Whether an animal will become a male, a female, or a hermaphrodite is determined very early in development. Scientists have worked for hundreds of years to understand the sex-determination system.
The first major breakthrough in understanding sex determination was the discovery of sex chromosomes in the early 1900s. From meticulous analyses of male and female insect chromosomes, scientists discovered that, although most chromosomes were present in equal numbers in both males and females, there were one or two additional chromosomes that were unequally represented in the two sexes. Analyses of additional species over the years has revealed that chromosomal differences are primarily responsible for sex determination in most animals.

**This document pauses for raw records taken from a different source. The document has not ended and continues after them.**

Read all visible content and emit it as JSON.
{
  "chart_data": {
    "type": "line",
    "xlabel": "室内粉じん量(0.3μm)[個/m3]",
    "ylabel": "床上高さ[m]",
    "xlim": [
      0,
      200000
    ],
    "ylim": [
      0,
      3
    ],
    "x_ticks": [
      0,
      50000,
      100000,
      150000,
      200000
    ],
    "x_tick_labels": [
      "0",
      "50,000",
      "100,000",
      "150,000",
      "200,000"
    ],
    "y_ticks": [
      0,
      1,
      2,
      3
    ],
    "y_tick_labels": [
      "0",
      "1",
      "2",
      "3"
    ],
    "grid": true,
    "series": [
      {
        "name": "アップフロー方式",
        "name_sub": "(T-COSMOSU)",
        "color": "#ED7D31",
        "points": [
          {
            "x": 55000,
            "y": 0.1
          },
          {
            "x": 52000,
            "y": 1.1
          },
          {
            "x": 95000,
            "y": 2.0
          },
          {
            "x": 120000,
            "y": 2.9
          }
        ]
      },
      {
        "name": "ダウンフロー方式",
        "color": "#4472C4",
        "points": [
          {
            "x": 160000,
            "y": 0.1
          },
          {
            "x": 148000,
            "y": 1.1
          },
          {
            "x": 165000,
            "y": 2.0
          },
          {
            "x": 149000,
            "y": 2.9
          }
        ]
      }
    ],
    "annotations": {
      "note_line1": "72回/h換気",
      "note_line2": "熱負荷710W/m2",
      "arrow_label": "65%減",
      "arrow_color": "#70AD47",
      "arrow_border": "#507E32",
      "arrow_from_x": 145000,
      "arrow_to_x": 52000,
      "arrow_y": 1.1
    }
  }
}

The XY sex-determination system is the sex-determination system found in humans, most other mammals, some insects (Drosophila), some snakes, and some plants (Ginkgo). In this system, the sex of an individual is determined by a pair of sex chromosomes (gonosomes). Females typically have two of the same kind of sex chromosome (XX), and are called the homogametic sex. Males typically have two distinct sex chromosomes (XY), and are called the heterogametic sex. Exceptions to these generalisations happen in the cases of XX males or XY females, or other syndromes. The XY system contrasts in several ways with the ZW sex-determination system found in birds, some insects, many reptiles, and various other animals, in which the heterogametic sex is female. It had been thought for several decades that in all snakes gender was determined by the ZW system, but there had been observations of unexpected effects in the genetics of species in the families Boidae and Pythonidae; for example, parthenogenic reproduction produced only females rather than males, which is the opposite of what is to be expected in the ZW system. In the early years of the 21st century such observations prompted research that demonstrated that all pythons and boas so far investigated definitely have the XY system of sex determination.
In humans, half of spermatozoons carry X chromosome and the other half Y chromosome. A single gene (SRY) present on the Y chromosome acts as a signal to set the developmental pathway towards maleness. Presence of this gene starts off the process of virilization. This and other factors result in the sex differences in humans. The cells in females, with two X chromosomes, undergo X-inactivation, in which one of the two X chromosomes is inactivated. The inactivated X chromosome remains within a cell as a Barr body. Humans, as well as some other organisms, can have a chromosomal arrangement that is contrary to their phenotypic sex; for example, XX males or XY females (see androgen insensitivity syndrome). Additionally, an abnormal number of sex chromosomes (aneuploidy) may be present, such as Turner’s syndrome, in which a single X chromosome is present, and Klinefelter’s syndrome, in which two X chromosomes and a Y chromosome are present, XYY syndrome and XXYY syndrome.Other less common chromosomal arrangements include: triple X syndrome, 48, XXXX, and 49, XXXXX.